Hard job to say no to, he thought. Hard job to say I don’t know to.
“I suppose the following Wednesday might work,” Dot said. “The client would rather not wait, but my guess is he will if he has to. He said I was the first person he called, but I don’t believe it. He’s the type of guy’s not that comfortable doing business with a woman. Our kind of business, anyway. So I think I was more like the third or fourth person he called, and I think he’ll wait a week if I tell him he has to. Do you want me to see?”
Was he really going to lie in bed waiting for the bogeyman to get him?
“No, don’t do that,” he said. “This Wednesday’s fine.”
“Are you sure?”
“I’m sure,” he said. He wasn’t sure, he was miles short of sure, but it had a much better ring to it than I don’t know.
Tuesday, the day before he was supposed to go to Boston, Keller had a strong urge to call Louise Carpenter. It had been a couple of weeks since she’d gone over his chart with him, and he wouldn’t be seeing her again for a year. He’d thought it might turn out to be like therapy, with weekly appointments, and he knew some of her clients dropped in frequently for an astrological tune-up and oil change, but he gathered that astrology was a sort of hobby for them. He already had a hobby, and Louise seemed to think an annual checkup was sufficient, and that was fine with him.
So he’d see her in a year’s time. If he was still alive.
The forecast for Wednesday was rain and more rain, and when he woke up he saw they weren’t kidding. It was a bleak, gray day, and the rain was coming down hard. An apologetic announcer on New York One said the downpour was expected to continue throughout the day and evening, accompanied by high winds and low temperatures. The way he was carrying on, you’d have thought it was his fault.

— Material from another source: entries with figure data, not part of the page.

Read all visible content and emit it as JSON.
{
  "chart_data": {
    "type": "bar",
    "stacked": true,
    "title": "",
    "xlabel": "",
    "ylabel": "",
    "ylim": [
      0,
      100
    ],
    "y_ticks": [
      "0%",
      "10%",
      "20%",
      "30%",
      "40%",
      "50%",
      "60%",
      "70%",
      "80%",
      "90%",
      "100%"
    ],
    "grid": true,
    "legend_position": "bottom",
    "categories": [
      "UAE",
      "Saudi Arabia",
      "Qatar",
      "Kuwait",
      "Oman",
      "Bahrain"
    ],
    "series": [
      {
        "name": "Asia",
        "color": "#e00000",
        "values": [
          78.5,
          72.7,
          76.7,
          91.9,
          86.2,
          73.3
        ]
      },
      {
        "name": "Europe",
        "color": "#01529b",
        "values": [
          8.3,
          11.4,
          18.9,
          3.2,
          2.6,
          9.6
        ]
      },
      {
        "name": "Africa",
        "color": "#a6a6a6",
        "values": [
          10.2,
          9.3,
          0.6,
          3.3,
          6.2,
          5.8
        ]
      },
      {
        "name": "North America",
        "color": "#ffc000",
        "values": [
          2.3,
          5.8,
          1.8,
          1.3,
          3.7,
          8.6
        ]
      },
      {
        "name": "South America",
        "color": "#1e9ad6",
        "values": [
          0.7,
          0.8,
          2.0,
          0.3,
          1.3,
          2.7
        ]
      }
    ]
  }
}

Keller put on a suit and tie, good protective coloration in a formal kind of city like Boston, and the standard uniform on the air shuttle. He got his trench coat out of the closet, put it on, and wasn’t crazy about what he saw in the mirror. The salesman had called it olive, and maybe it was, at least in the store under their fluorescent lights. In the cold damp light of a rainy morning, however, the damn thing looked green.
Not shamrock green, not Kelly green, not even putting green. But it was green, all right. You could slip into it on St. Patrick’s Day and march up Fifth Avenue, and no one would mistake you for an Orangeman. No question about it, the sucker was green.
In the ordinary course of things, the coat’s color wouldn’t have bothered him. It wasn’t so green as to bring on stares and catcalls, just green enough to draw the occasional appreciative glance. And there was a certain convenience in having a coat that didn’t look like every other coat on the rack. You knew it on sight, and you could point it out to the cloakroom attendant when you couldn’t find the check. “Right there, a little to your left,” you’d say. “The green one.”
But when you were flying up to Boston to kill a man, you didn’t want to stand out in a crowd. You wanted to blend right in, to look like everybody else. Keller, in his unremarkable suit and tie, looked pretty much like everybody else.
In his coat, no question, he stood out.
Could he skip the coat? No, it was cold outside, and it would be colder in Boston. Wear his other topcoat, unobtrusively beige? No, it was porous, and he’d get soaked. He’d take an umbrella, but that wouldn’t help much, not with a strong wind driving the rain.